Pangolins need world spotlight to survive
Reclusive, gentle and quick to roll up into a ball, pangolins keep a low profile.
But they are also the world’s most heavily trafficked mammal, and experts at the Convention on International Trade in Endangered Species conference this week are ringing alarm bells over their survival.
Demand for pangolin meat and body parts has fueled a bloodbath, and driven the scale-covered, ant-eating mammal toward extinction.
More than a million pangolins are thought to have been poached from the wild in the past decade.
At the CITES meeting in Johannesburg, conservationists will discuss moving pangolins into the highest protection category, which bans all international trade.
“There has been a massive surge in the illegal take of the pangolin for its meat and for its scales,” CITES chief John Scanlon said.

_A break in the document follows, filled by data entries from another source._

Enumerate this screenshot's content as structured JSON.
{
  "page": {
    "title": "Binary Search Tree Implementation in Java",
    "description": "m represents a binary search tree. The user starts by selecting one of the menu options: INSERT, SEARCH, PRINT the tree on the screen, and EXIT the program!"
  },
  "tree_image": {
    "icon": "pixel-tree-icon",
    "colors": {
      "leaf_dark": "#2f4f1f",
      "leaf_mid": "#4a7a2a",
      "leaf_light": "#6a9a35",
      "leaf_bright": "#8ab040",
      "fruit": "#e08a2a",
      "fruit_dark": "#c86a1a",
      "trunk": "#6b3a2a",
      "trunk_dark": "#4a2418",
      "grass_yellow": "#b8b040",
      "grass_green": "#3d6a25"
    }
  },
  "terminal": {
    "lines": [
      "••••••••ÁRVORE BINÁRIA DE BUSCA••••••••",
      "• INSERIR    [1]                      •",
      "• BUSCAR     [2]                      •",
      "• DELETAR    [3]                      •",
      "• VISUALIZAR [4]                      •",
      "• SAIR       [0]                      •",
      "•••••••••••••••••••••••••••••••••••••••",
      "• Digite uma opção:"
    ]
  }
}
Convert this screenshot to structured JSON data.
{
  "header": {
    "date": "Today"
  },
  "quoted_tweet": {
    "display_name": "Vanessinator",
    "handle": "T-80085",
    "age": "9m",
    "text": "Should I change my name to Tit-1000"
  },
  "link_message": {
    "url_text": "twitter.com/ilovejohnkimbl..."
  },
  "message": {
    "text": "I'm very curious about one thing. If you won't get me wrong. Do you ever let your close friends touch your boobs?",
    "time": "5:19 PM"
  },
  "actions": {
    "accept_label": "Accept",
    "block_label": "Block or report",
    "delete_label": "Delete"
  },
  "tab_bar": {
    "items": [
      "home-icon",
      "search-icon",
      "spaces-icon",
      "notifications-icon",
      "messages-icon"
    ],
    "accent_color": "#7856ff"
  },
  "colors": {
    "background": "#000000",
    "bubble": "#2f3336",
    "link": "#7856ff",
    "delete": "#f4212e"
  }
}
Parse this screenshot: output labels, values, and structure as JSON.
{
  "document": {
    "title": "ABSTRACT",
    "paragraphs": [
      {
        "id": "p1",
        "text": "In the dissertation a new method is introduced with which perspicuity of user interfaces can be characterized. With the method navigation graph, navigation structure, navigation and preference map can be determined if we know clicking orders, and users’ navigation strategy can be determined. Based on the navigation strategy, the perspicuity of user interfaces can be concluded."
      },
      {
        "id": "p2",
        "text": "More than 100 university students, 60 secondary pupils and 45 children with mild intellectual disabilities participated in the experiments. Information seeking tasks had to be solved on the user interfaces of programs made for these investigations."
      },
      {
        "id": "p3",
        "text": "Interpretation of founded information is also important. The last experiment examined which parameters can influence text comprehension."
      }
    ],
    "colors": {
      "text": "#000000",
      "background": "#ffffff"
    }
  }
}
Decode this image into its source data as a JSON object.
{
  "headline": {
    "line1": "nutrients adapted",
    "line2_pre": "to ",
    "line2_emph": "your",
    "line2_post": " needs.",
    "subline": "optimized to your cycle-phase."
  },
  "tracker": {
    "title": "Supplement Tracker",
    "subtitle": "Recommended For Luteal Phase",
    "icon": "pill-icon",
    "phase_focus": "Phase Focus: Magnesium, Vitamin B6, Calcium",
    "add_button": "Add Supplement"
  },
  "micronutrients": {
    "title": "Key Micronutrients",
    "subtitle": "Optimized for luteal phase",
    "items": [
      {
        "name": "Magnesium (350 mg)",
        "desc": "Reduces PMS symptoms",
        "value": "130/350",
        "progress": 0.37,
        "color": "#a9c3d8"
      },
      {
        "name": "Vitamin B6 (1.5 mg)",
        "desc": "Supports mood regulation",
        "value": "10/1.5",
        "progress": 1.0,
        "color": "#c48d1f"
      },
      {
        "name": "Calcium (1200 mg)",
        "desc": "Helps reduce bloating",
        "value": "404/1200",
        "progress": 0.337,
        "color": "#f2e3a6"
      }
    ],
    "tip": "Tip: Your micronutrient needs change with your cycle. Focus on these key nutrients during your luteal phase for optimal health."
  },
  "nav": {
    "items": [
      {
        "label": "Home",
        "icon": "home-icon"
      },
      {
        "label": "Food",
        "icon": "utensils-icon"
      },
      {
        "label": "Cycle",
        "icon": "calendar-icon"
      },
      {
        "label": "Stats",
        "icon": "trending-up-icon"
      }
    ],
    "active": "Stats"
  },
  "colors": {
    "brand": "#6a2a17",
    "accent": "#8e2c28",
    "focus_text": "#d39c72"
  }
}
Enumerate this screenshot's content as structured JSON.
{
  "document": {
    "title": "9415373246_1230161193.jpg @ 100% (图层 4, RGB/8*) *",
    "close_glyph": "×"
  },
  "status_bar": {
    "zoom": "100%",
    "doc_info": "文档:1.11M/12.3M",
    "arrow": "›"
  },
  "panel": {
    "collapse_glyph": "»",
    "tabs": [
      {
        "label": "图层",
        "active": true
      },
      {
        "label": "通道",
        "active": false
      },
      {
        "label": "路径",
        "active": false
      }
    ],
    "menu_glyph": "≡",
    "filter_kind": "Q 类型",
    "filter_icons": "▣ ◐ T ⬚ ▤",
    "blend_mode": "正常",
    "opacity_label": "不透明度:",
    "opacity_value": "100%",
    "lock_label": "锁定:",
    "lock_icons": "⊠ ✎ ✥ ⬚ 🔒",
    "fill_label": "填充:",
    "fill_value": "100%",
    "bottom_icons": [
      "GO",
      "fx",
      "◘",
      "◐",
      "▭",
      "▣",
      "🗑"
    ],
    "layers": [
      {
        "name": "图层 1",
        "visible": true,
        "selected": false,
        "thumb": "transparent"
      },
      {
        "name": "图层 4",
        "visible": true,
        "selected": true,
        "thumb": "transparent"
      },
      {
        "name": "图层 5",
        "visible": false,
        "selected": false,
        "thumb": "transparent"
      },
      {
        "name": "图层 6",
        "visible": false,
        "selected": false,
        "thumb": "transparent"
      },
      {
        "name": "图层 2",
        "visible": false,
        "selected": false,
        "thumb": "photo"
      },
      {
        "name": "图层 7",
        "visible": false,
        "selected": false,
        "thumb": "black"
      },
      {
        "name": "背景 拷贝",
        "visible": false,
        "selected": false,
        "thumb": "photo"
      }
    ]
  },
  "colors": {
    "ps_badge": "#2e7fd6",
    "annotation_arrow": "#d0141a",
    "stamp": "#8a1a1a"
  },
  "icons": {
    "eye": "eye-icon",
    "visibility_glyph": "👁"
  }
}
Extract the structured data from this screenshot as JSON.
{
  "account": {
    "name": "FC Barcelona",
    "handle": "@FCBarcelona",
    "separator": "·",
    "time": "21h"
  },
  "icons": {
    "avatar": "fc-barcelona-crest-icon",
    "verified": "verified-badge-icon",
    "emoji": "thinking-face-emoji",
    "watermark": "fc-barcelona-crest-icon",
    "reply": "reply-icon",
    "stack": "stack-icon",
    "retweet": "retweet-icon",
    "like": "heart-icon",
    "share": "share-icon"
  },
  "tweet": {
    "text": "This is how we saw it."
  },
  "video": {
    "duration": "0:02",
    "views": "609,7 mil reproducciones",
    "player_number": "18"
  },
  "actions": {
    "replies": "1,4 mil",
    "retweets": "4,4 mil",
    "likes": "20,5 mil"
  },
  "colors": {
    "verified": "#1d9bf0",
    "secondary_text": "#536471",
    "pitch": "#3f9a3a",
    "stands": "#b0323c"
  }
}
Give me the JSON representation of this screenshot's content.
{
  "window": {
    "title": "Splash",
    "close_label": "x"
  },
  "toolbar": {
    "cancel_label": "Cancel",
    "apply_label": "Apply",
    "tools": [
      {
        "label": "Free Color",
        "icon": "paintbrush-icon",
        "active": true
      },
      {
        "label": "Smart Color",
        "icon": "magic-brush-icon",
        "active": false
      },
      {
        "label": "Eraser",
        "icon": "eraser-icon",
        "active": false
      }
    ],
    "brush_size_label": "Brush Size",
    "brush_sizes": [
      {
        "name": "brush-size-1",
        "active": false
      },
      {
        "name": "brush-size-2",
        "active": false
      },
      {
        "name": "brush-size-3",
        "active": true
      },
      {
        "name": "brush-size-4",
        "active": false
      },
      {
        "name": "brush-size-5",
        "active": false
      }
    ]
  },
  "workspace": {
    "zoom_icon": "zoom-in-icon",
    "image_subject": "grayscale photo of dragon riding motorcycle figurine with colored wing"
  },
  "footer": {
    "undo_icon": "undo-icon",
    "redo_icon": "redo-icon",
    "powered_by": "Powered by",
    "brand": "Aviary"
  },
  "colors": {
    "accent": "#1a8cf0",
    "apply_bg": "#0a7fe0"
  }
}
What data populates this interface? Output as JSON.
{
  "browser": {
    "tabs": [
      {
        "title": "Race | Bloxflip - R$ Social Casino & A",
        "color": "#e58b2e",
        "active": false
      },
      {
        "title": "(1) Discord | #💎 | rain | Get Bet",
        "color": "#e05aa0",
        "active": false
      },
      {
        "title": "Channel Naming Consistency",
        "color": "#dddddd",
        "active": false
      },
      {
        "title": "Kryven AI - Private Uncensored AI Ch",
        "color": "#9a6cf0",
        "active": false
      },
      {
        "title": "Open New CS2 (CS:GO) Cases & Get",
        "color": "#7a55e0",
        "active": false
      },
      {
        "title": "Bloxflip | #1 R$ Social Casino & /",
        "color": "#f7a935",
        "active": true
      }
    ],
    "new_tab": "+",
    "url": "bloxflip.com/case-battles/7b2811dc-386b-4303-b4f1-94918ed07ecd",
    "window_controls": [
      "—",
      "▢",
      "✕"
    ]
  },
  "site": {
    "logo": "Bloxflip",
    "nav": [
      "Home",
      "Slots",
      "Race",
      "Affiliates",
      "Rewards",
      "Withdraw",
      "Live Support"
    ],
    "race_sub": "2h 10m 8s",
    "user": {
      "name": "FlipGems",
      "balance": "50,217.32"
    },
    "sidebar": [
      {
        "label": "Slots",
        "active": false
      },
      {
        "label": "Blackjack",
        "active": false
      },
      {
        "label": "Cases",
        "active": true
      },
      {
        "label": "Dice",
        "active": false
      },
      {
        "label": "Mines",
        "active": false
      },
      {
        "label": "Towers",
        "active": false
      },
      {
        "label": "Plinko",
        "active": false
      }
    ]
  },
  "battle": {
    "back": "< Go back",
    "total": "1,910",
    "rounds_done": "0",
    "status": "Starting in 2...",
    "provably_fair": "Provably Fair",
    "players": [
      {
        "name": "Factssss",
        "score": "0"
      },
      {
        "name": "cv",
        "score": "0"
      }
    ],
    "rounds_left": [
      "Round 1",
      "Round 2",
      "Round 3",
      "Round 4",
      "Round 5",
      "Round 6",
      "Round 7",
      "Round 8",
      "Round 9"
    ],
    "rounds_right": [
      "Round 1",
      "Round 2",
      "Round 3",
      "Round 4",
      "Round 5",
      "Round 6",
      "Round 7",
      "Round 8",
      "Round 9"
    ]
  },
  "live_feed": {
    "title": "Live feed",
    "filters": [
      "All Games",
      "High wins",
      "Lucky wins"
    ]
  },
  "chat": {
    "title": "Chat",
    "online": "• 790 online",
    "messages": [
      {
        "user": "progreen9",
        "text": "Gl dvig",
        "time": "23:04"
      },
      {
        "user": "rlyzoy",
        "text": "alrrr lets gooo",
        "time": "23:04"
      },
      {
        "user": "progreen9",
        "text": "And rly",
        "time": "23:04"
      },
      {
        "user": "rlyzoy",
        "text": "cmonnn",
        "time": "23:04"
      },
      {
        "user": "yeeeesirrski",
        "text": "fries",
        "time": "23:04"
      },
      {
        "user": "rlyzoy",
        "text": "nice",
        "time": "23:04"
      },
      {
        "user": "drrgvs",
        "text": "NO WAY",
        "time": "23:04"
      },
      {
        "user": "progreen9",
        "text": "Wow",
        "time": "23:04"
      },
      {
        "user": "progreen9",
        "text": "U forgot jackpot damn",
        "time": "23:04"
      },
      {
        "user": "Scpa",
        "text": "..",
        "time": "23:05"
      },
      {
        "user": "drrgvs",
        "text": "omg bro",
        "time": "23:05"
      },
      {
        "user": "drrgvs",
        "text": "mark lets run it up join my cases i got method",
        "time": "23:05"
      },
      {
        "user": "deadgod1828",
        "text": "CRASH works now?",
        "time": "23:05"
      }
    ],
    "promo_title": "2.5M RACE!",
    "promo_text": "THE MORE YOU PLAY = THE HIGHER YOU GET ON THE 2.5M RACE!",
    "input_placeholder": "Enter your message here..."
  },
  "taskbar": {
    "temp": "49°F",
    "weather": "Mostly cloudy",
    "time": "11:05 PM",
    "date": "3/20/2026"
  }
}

Currently, CITES allows trade in pangolins but under strict conditions.
“Existing laws are clearly failing to protect pangolins from the poachers. A complete international trade ban is needed now,” said Heather Sohl, WWF-UK’s wildlife adviser.
There are four species of pangolin in Africa and four in Asia.
Watchdogs say those in Asia are being eaten to extinction, while populations in Africa are declining fast. Research published in the early 2000s estimated populations in China to have declined by up to 94 percent, said Dan Challender, pangolin expert at the International Union for Conservation of Nature.
Pangolins are covered in overlapping scales. When threatened, they curl into ball, making it easy for them to be captured.
About the size of a small dog, they are solitary, mostly nocturnal and cannot be farmed.
“Pangolins are notoriously difficult to keep in captivity — they only feed on wild ants and termites, and they are extremely prone to stress and dehydration, so they die,” said Ray Jansen of the African Pangolin Working Group.